Bayer Ag

Discussion in 'Stocks' started by aresky, May 28, 2008.

  1. aresky


    Bayer is shifting to the next phase of its development. The recent past has been dominated by the
    integration of Schering and more recently by group-wide cost cutting. This process has been
    accelerated somewhat in order to help mitigate the effects of the weak dollar. In 2008E,
    restructuring will continue to be a driver of EPS growth. Looking further out, we believe it will be
    the development of the Pharma portfolio that will play an increasing role in the value of the
    shares. Portfolio change may also be a key driver given the synergies available from potential
    healthcare consolidation, the low metrics accorded to pharma at present and the high valuation of
    crop science assets. Furthermore, cash generation is likely to be very strong and without portfolio
    change, the company could end 2010 with net debt of €2bn. This strong position would mean
    acquisition firepower could be up to €20bn to finance external growth (depending on the cashflow
    of any acquired asset).
    With regard to organic growth prospects, there are three key points to note: 1) Bayer has a notable
    patent challenge to its Yasmin franchise. Nonetheless, the overall generic risk is among the
    lowest of all the large European pharma names over the next five years. This will help sustain
    EBIT. 2) The R&D pipeline is starting to mature. On a risk-adjusted base, we see the products
    currently in PII that are planned to move into PIII over the next 18 months together with the PIII
    portfolio as worth about €15 per share. If Bayer’s development success proves to be in line with
    the average, there is scope for a re-rating over this period. 3) Crop Science is booming at present
    and this is likely also to be a significant contributor to incremental EPS growth.
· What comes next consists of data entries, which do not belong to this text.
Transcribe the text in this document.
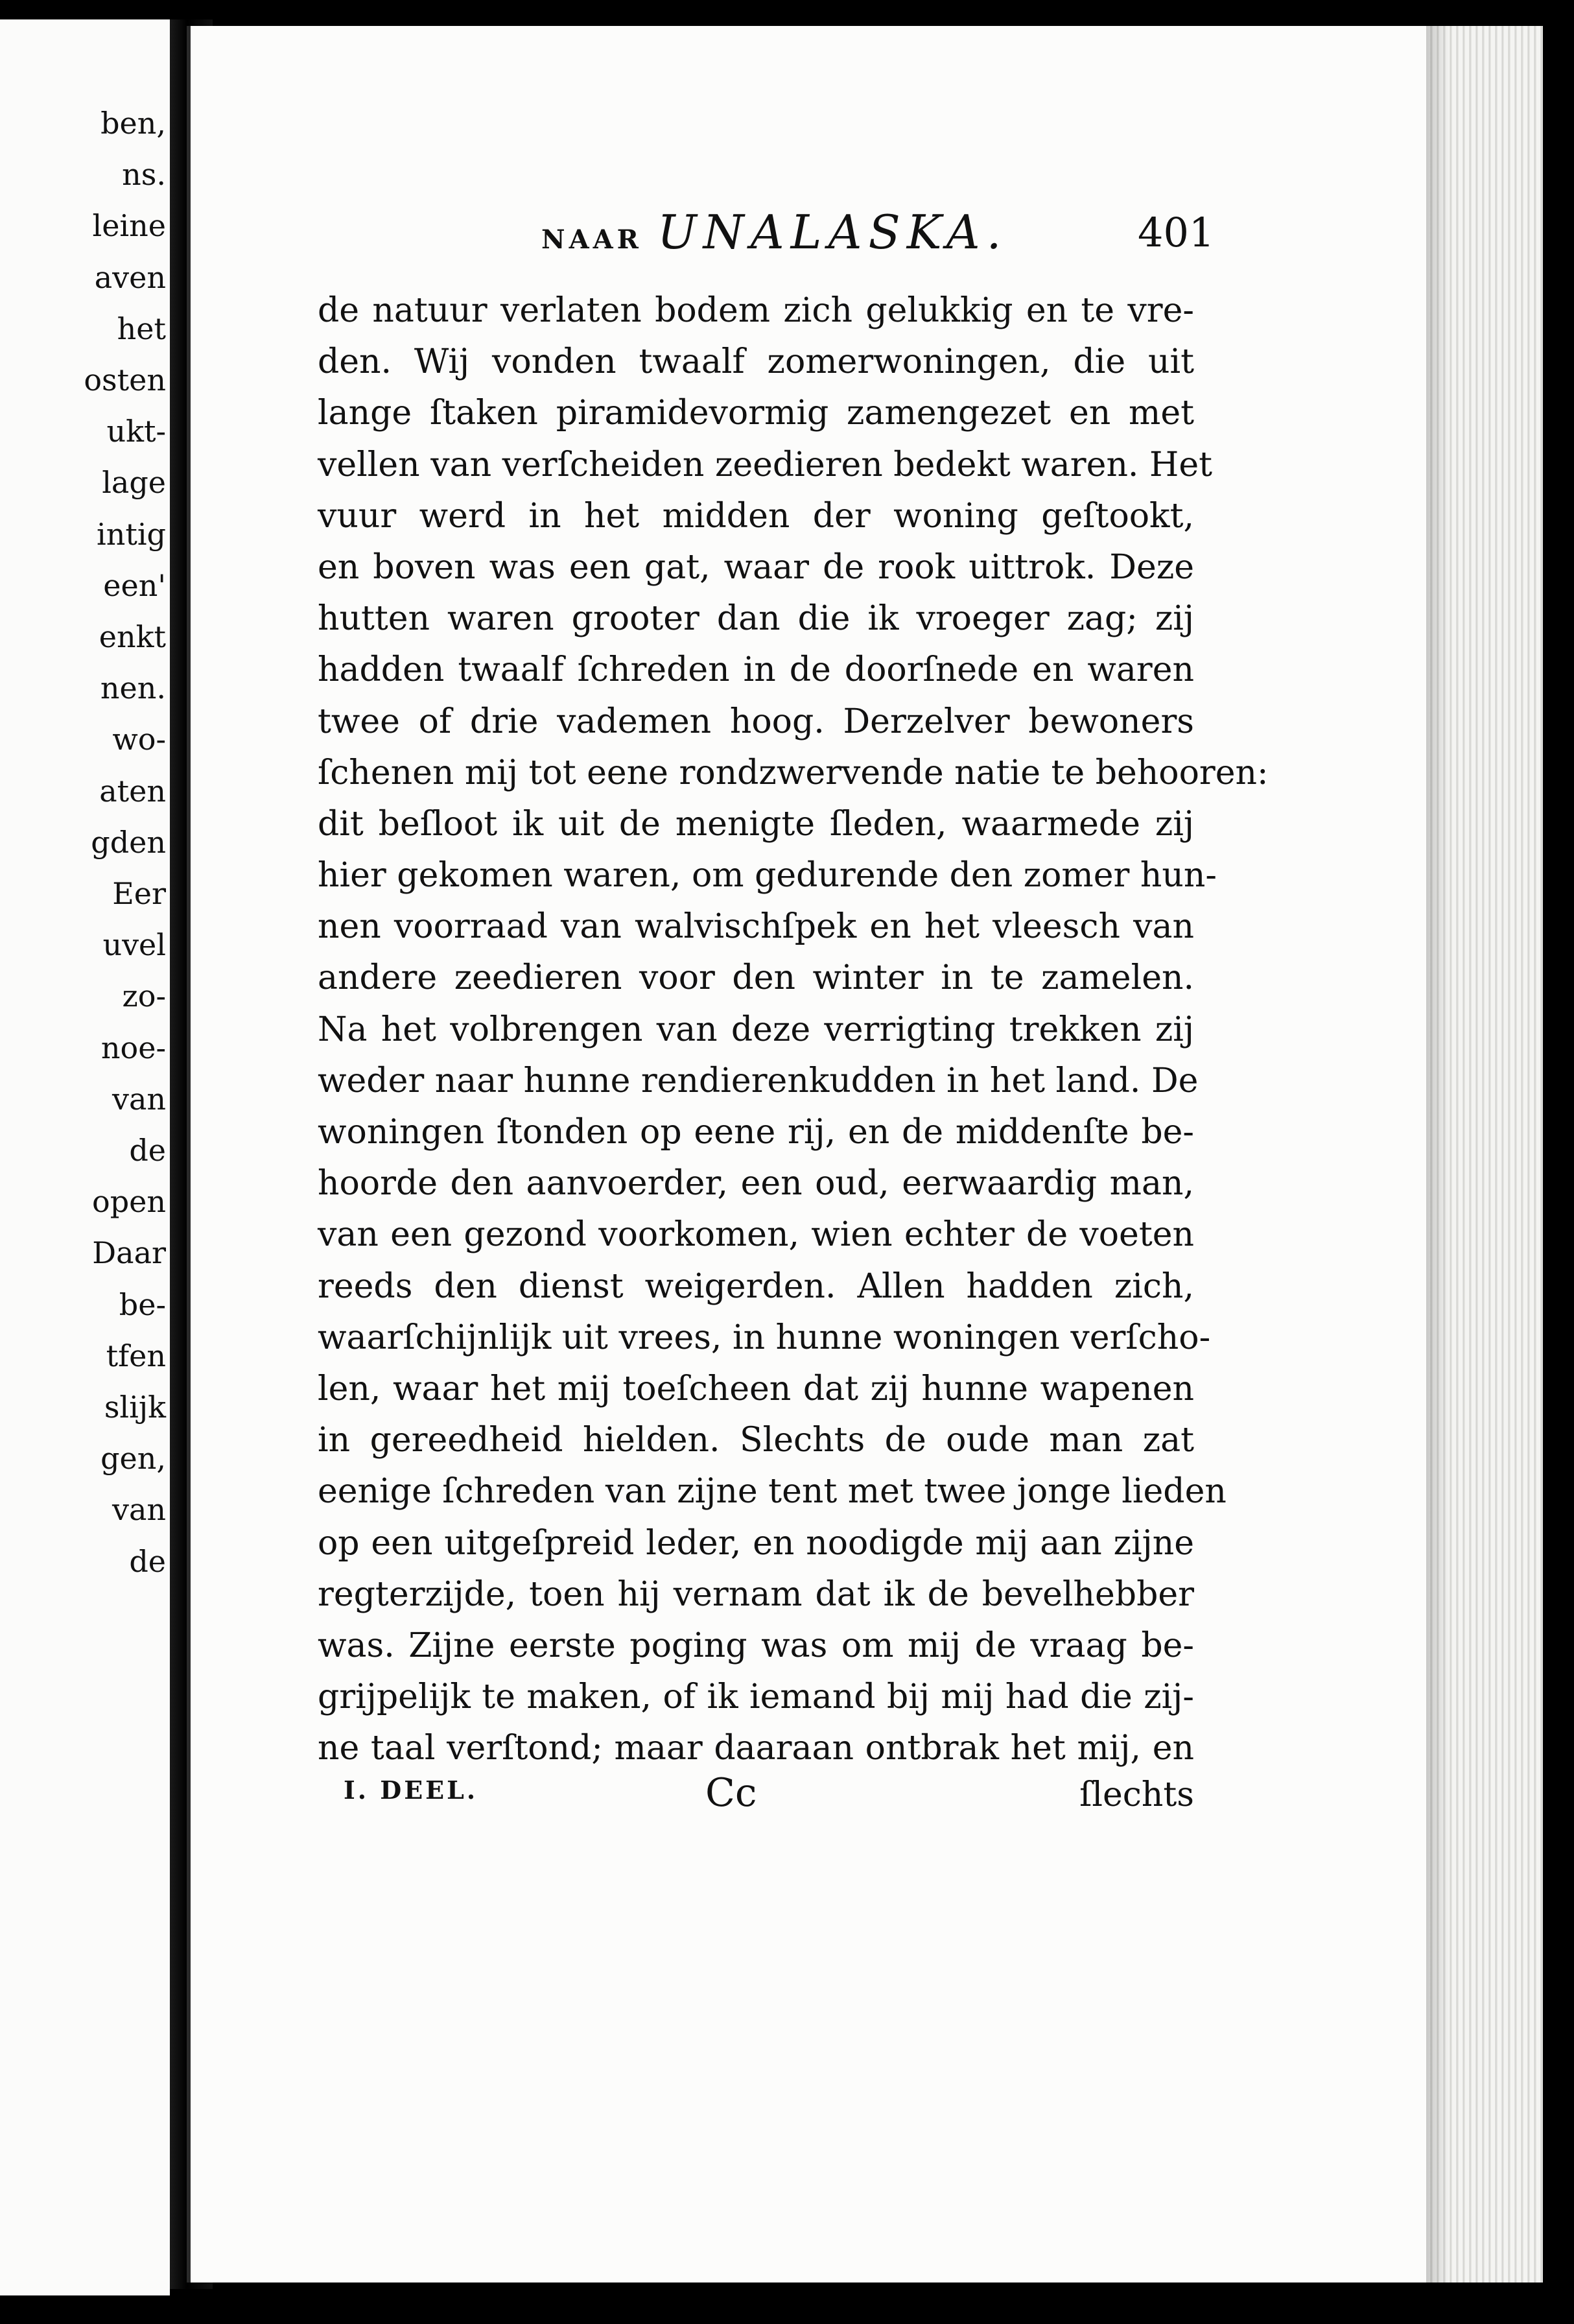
ben,
ns.
leine
aven
het
osten
ukt-
lage
intig
een'
enkt
nen.
wo-
aten
gden
Eer
uvel
zo-
noe-
van
de
open
Daar
be-
tfen
slijk
gen,
van
de
NAAR UNALASKA.	401
de natuur verlaten bodem zich gelukkig en te vre-
den. Wij vonden twaalf zomerwoningen, die uit
lange ſtaken piramidevormig zamengezet en met
vellen van verſcheiden zeedieren bedekt waren. Het
vuur werd in het midden der woning geſtookt,
en boven was een gat, waar de rook uittrok. Deze
hutten waren grooter dan die ik vroeger zag; zij
hadden twaalf ſchreden in de doorſnede en waren
twee of drie vademen hoog. Derzelver bewoners
ſchenen mij tot eene rondzwervende natie te behooren:
dit beſloot ik uit de menigte ſleden, waarmede zij
hier gekomen waren, om gedurende den zomer hun-
nen voorraad van walvischſpek en het vleesch van
andere zeedieren voor den winter in te zamelen.
Na het volbrengen van deze verrigting trekken zij
weder naar hunne rendierenkudden in het land. De
woningen ſtonden op eene rij, en de middenſte be-
hoorde den aanvoerder, een oud, eerwaardig man,
van een gezond voorkomen, wien echter de voeten
reeds den dienst weigerden. Allen hadden zich,
waarſchijnlijk uit vrees, in hunne woningen verſcho-
len, waar het mij toeſcheen dat zij hunne wapenen
in gereedheid hielden. Slechts de oude man zat
eenige ſchreden van zijne tent met twee jonge lieden
op een uitgeſpreid leder, en noodigde mij aan zijne
regterzijde, toen hij vernam dat ik de bevelhebber
was. Zijne eerste poging was om mij de vraag be-
grijpelijk te maken, of ik iemand bij mij had die zij-
ne taal verſtond; maar daaraan ontbrak het mij, en
I. DEEL.	Cc	ſlechts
    The modest valuation metrics, solid EPS growth
    and strong cashflow offer an attractive base. Should Bayer be able to develop
    the potential of its pipeline in line with the pharma industry average, we believe
    there is scope for sustained mid-term outperformance.

    Valuation – Price Target Increased to €65

    We believe fair value, based on a range of metrics, is somewhat over €70 per
    share. This value tries to take into account the cyclicality of Materials, the
    Pharma pipeline and the robust growth we believe Crop Science will deliver in
    the medium term. Given the risks attached to the group and the uncertainties
    surrounding drug development, we have set the price target at about a 10%
    discount to our view of its fair value.